This invention relates to a technique for detecting flaws on surfaces, and, more particularly, to automatically analyze signals from a surface examining system.
Before the development of this technique, tubing inspection on nuclear reactor steam generator tubing and the Zircaloy nuclear reactor fuel rods was performed and analyzed manually. Such visual flaw/defect inspection tasks are dependent upon human operation and interpretation. This method lacks a definitive and accurate reference, lacks consistency, is slow and tedious, and adds significantly to product cost. Where ultra-high reliability is required, however, none of the prior art automatic scanning systems were able to locate and classify defects as effectively as the human inspectors.
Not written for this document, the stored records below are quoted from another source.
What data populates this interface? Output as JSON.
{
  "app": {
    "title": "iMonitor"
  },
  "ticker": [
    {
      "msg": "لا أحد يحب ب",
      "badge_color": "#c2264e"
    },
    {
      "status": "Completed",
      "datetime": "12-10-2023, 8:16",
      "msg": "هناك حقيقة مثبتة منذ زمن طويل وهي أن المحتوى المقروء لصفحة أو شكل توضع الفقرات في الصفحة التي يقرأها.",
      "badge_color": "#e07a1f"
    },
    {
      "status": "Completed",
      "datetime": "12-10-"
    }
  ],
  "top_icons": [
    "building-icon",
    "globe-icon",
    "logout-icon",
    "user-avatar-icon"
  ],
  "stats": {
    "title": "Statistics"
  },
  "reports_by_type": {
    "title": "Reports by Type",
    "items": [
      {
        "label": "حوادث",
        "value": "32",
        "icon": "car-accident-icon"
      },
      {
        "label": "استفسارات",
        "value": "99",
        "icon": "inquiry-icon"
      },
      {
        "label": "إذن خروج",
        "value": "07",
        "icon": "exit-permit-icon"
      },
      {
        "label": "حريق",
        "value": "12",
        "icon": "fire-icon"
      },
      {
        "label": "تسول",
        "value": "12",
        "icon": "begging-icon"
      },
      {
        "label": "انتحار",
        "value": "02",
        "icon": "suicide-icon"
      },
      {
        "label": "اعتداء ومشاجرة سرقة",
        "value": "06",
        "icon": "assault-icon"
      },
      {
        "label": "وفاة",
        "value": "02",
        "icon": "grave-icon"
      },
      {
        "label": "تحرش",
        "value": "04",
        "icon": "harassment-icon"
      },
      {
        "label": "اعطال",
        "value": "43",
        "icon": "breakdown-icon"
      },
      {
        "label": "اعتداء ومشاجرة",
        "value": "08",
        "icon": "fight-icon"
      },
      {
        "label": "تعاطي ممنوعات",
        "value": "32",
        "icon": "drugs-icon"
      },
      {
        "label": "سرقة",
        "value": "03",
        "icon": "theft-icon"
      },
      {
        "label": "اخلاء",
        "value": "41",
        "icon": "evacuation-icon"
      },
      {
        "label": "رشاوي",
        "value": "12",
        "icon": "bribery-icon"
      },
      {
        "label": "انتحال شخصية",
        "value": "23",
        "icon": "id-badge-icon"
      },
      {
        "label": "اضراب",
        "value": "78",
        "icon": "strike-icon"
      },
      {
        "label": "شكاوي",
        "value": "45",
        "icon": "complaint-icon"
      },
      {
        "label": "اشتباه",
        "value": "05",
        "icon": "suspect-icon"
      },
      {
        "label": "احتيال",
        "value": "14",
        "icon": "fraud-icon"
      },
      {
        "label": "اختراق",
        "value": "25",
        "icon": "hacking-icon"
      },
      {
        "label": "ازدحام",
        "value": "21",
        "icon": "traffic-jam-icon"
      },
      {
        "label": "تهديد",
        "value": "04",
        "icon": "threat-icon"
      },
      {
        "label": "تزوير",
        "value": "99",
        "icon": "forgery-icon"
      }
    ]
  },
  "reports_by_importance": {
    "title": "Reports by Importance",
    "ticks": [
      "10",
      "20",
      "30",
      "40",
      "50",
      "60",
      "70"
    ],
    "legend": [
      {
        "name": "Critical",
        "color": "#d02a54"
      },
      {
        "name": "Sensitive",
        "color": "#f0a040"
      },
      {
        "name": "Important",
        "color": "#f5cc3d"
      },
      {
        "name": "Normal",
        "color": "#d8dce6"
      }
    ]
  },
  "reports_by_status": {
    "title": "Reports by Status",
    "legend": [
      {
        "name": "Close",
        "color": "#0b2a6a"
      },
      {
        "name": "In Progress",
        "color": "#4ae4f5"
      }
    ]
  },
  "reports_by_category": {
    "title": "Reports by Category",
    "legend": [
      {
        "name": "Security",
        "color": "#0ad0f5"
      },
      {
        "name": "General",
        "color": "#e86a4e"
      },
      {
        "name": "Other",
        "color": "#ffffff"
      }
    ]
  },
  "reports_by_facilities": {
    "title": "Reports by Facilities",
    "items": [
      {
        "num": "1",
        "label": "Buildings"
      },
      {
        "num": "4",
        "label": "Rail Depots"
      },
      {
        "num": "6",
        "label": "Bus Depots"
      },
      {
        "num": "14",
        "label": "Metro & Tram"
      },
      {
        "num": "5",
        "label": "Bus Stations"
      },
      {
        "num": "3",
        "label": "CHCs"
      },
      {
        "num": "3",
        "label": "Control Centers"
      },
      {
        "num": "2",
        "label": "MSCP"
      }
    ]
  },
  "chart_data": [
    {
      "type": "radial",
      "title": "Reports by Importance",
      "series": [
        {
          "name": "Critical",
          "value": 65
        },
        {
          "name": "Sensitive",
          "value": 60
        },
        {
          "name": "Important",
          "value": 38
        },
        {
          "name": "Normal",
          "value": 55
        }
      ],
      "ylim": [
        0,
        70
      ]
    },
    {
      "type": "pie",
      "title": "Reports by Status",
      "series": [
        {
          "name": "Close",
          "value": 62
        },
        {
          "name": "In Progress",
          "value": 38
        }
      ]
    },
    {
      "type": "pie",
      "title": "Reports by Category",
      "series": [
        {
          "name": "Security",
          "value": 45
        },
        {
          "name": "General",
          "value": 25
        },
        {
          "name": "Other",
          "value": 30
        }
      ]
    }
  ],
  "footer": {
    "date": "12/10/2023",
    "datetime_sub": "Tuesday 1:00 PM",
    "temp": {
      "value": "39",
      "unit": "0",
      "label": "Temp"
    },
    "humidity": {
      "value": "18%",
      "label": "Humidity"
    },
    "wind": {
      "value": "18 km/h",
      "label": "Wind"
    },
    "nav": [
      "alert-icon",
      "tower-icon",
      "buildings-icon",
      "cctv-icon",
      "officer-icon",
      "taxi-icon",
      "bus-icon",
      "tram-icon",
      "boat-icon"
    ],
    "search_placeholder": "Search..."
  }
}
A large number of surface scanning systems have been proposed in the past. U.S. Pat. No. 2,975,293 issued to Kruse et al. on Mar. 14, 1961 and U.S. Pat. No. 3,804,534, issued to Clarke on Apr. 16, 1974 illustrate such scanning systems. The use of more than one detector for rough surfaces is taught, for example, in U.S. Pat. No. 3,984,189 issued to Seki et al. Generally, the prior art scanning systems were designed for flat surfaces, but U.S. Pat. No. 3,749,496 issued to Hietanen et al. on July 31, 1973 illustrates the inspection of the inside surface of a cylindrical workpiece. Generally such inspection devices are stationary and the surface is moved.
Some systems have used electronic logic or memories for defect evaluation including means to prevent indications of multiple flaws when a single flaw is scanned by consecutive scans. See, for example, the following U.S. Pat. Nos.: 3,900,265 issued to Merlen et al. on Aug. 19, 1975; 3,812,373 issued to Hosoe et al. on May 21, 1974; and 3,781,117 issued to Laycak et al. on Dec. 25, 1973. Some systems use averaging of the signal from the preceding portion of the scan (passing the scan signal through a low pass filter) to develop a base line signal, and then compare the instantaneous signal to the base line signal in order to partially compensate for the gradual variations in sensitivity throughout a scan. U.S. Pat. Nos. 3,781,531 issued to Baker on Dec. 25, 1973 and 3,920,970 issued to Slaker on Nov. 18, 1975 illustrate this technique. The sensitivity of such circuits is limited as the error threshold must be set away from the base line not only by the normal amount of noise, but also by the amount which the base line shifts during the filtering period.
While the prior art methods have been satisfactory for some applications, higher quality products, such as nuclear reactor fuel tubing and nuclear reactor steam generator tubing have required closer inspection. As a result, slow manual inspection methods have been heretofore used for such products.